Kotek spokeswoman Elisabeth Shepard confirmed that Meliah Masiba, the legislative director for the Department of Administrative Services, joined the governor’s office on a six-month rotation that began Monday. Masiba will explore creating the new office and “assist and support the current first spouse in her official capacity in support of the administration,” according to the governor’s office.

Kotek’s plan, first reported by Willamette Week, comes as three top staffers left the governor’s office, departures some sources speculated were due to conflicts with Kotek Wilson. The governor’s office has declined to say why Chief of Staff Andrea Cooper, Deputy Chief of Staff Lindsey O’Brien and special adviser Abby Tibbs are leaving the office and have not yet turned over public records requested by the Capital Chronicle that could provide clarity. Shepard said Monday the three employees have not turned in resignation letters.

Cooper will leave Friday. Tibbs, a longtime lobbyist for Oregon Health & Science University, will return to the university on Sunday. O’Brien will go on leave April 5, and the governor’s office declined to say Friday whether O’Brien will return from that leave.

The governor’s office will pay Masiba her DAS salary of $11,984 per month, or nearly $72,000 for her six months in the governor’s office. She’ll report to acting Chief of Staff Chris Warner.

One of her first tasks will be joining Kotek Wilson at the National Governors’ Association’s annual first spouses retreat, which will be held in Salt Lake City Tuesday and Wednesday.

Mary Rowinski, the state employee who manages Mahonia Hall, will also attend, as will officers from Oregon State Police’s Dignitary Protection Unit. The association will pay for Kotek Wilson’s travel and lodging and reimburse most costs for state staff, according to the governor’s office.

Kotek ordered state police beginning in March to consistently provide security for Kotek Wilson when she attends events as a representative of the governor’s office. Thus far, Kotek Wilson has averaged less than one event per month, according to the governor’s office.

The governor’s office plans to cover the costs of increased security with its existing budget, which totaled nearly $31 million in the current two-year budget cycle.

Kotek Wilson has an office in the governor’s office that’s approximately 8 feet by 8 feet, the same size as other offices, Shepard said. She has attended several of Kotek’s standing weekly meetings with staff about behavioral health initiatives. Kotek Wilson has a masters in social work from Portland State University and has worked on social justice and social welfare issues.

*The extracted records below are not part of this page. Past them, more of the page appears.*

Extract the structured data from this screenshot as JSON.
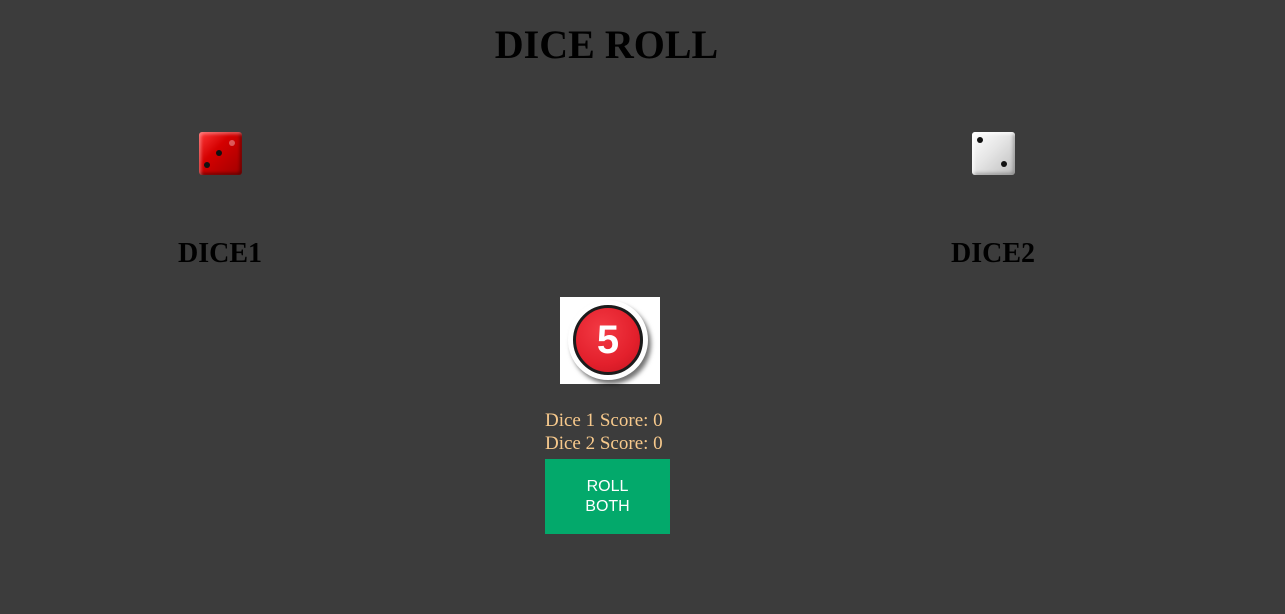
{
  "title": "DICE ROLL",
  "dice": [
    {
      "label": "DICE1",
      "color": "red",
      "face": 3
    },
    {
      "label": "DICE2",
      "color": "white",
      "face": 2
    }
  ],
  "badge": {
    "number": "5",
    "color": "#e3202c"
  },
  "scores": {
    "dice1": "Dice 1 Score: 0",
    "dice2": "Dice 2 Score: 0"
  },
  "roll_button": {
    "label": "ROLL BOTH",
    "color": "#03a96b"
  },
  "colors": {
    "background": "#3c3c3c",
    "score_text": "#f7c98c"
  }
}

Governors’ spouses typically take a back seat in Oregon, but they have held more prominent roles in other states. In California, for instance, First Partner Jennifer Seibel Newsom leads campaigns focused on children’s mental and physical health and women’s equality. And in Washington, a state employee serves as First Lady Trudi Inslee’s assistant. According to the National Governors Association, many states have staff supporting the governor’s spouse.

Former Gov. Kate Brown’s husband, Dan Little, joined her at some public events and state travel but overall kept a low profile. Brown took over after former Gov. John Kitzhaber resigned because of an influence-peddling scandal involving his fiancée, Cylvia Hayes. Before Kitzhaber’s resignation, top staff in his office were concerned about conflicts of interest involving Hayes and tried to minimize her role in the governor’s office, according to reporting from Willamette Week at the time.

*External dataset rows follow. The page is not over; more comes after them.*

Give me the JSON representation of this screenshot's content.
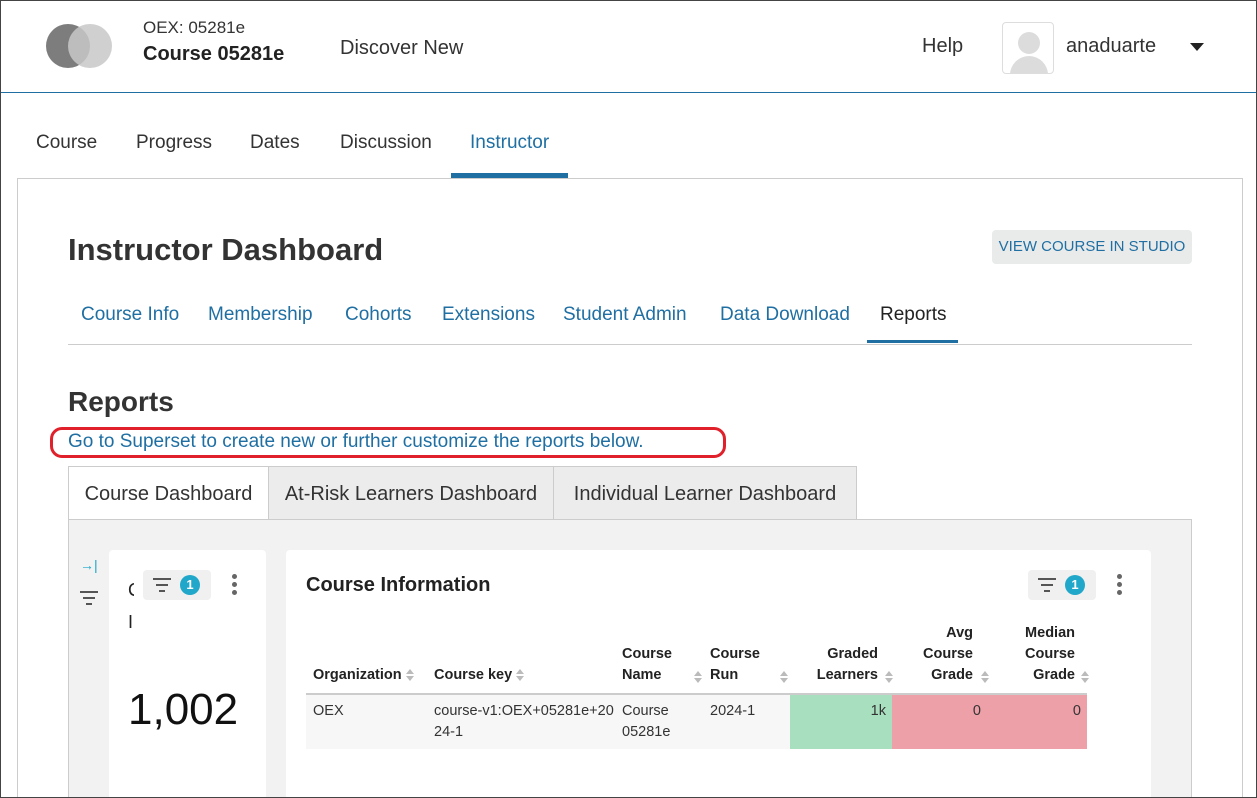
{
  "header": {
    "org": "OEX: 05281e",
    "course_title": "Course 05281e",
    "discover": "Discover New",
    "help": "Help",
    "username": "anaduarte"
  },
  "course_nav": {
    "tabs": [
      {
        "label": "Course"
      },
      {
        "label": "Progress"
      },
      {
        "label": "Dates"
      },
      {
        "label": "Discussion"
      },
      {
        "label": "Instructor",
        "active": true
      }
    ]
  },
  "dashboard": {
    "title": "Instructor Dashboard",
    "studio_button": "VIEW COURSE IN STUDIO",
    "tabs": [
      {
        "label": "Course Info"
      },
      {
        "label": "Membership"
      },
      {
        "label": "Cohorts"
      },
      {
        "label": "Extensions"
      },
      {
        "label": "Student Admin"
      },
      {
        "label": "Data Download"
      },
      {
        "label": "Reports",
        "active": true
      }
    ]
  },
  "reports": {
    "heading": "Reports",
    "superset_link": "Go to Superset to create new or further customize the reports below.",
    "dash_tabs": [
      {
        "label": "Course Dashboard",
        "active": true
      },
      {
        "label": "At-Risk Learners Dashboard"
      },
      {
        "label": "Individual Learner Dashboard"
      }
    ]
  },
  "left_card": {
    "clipped_title": "C I",
    "filter_count": "1",
    "big_number": "1,002"
  },
  "info_card": {
    "title": "Course Information",
    "filter_count": "1",
    "columns": [
      "Organization",
      "Course key",
      "Course Name",
      "Course Run",
      "Graded Learners",
      "Avg Course Grade",
      "Median Course Grade"
    ],
    "row": {
      "organization": "OEX",
      "course_key": "course-v1:OEX+05281e+2024-1",
      "course_name": "Course 05281e",
      "course_run": "2024-1",
      "graded_learners": "1k",
      "avg_grade": "0",
      "median_grade": "0"
    }
  },
  "colors": {
    "link": "#1f6fa3",
    "highlight": "#e0202a",
    "badge": "#20a7c9",
    "green_cell": "#a8e0bf",
    "red_cell": "#eda0a8"
  }
}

Kotek Wilson has been more visible, including accompanying Kotek to most stops on her 36-county tour of the state in 2023 and sitting in on discussions about housing, behavioral health and education during the tour. During a December interview with the Capital Chronicle, Kotek said it was helpful to have Kotek Wilson with her both to show Oregonians that they were a family and because of Kotek Wilson’s social work experience.

“We knew we’d be talking about mental health and addiction issues,” Kotek said. “Because of the First Lady’s background, just having her hear from local practitioners what was going on, that’s been a very helpful feedback loop as we continue to set our priorities in that area.”

The governor’s office added more information about Kotek Wilson, including a form to invite her to events, to the “about” page on the office’s website at some point since the page was last archived by the Wayback Machine in December.